Sukmawati Si Penista Agama Dilepas, Kado Pahit Umat Islam dalam Situasi Krisis dan Pandemi

[Catatan Hukum Maraknya Pelepasan Penista Agama, dan Penangkapan Para Pengkritik Penguasa]


Pada Selasa (7/4) dalam sebuah Group WhatsApp (GWA) Penulis mendapat kiriman Foto SP2HP dan Surat Ketetapan Penghentian Penyidikan dari Ditreskrimum Polda Metro Jaya, atas Laporan Polisi yang diajukan oleh Rekan Advokat Ratih Puspa Nusanti, SH. Laporan berkenaan dengan ujaran penistaan agama yang dilakukan oleh Sukmawati yang membandingkan Rasulullah SAW dengan Ir. Soekarno.

Surat tersebut memberikan laporan Perkembangan Hasil Penyelidikan dan Pemberitahuan Tentang Dihentikannya Kasus Penghinaan Rasulullah SAW yang dilakukan oleh Sukmawati.

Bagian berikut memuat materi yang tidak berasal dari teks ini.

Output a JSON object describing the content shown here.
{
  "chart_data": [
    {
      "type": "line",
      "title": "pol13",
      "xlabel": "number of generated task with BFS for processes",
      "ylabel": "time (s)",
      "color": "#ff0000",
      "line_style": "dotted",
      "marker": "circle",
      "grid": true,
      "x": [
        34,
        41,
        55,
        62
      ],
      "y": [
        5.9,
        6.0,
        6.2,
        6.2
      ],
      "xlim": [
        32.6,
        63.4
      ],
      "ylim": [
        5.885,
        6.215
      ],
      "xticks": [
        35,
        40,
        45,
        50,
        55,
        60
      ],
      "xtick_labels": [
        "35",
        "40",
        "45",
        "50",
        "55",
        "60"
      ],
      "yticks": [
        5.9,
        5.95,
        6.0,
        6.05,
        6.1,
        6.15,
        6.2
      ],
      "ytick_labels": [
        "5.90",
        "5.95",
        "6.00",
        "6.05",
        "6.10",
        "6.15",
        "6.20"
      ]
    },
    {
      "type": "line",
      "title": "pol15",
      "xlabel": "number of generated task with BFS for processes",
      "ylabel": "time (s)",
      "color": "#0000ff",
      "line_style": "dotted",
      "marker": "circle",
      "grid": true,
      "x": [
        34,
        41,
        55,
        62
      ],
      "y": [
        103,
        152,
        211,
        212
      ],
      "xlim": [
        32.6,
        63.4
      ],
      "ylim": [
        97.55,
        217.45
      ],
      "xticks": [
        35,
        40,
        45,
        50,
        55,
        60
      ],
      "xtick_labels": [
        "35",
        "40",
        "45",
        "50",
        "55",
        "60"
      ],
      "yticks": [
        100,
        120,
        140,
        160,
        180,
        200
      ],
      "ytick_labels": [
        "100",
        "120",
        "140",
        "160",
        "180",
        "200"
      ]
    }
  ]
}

Surat bernomor B/3425/III/RES.1.24/2020/Ditreskrimum dan Nomor  S.Tap/47/III/2020/Ditreskrimum yang dikeluarkan oleh Ditreskrimum Polda Metro Jaya tanggal 20 Maret 2020, memupus harapan umat Islam atas tuntutan keadilan agar Sukmawati sang ibu Penista Agama diseret ke meja Pengadilan.

Untuk kedua kalinya, Putri Bung Karno ini lepas dari jerat hukum atas kasus penistaan Agama. Pada kasus pertama, umat Islam dibuat geram dengan video puisi Ibu Indonesia yang dibacakan Sukmawati, yang isinya memuat hinaan terhadap ajaran Islam tentang seruan azan dan Cadar, yang dibandingkan dengan Kidung dan Konde.

Pelepasan (baca : Penghentian) kasus Sukmawati ini sekaligus menguatkan keyakinan publik bahwa hukum di negeri ini tidak adil. Tidak ada asas persamaan dimuka hukum.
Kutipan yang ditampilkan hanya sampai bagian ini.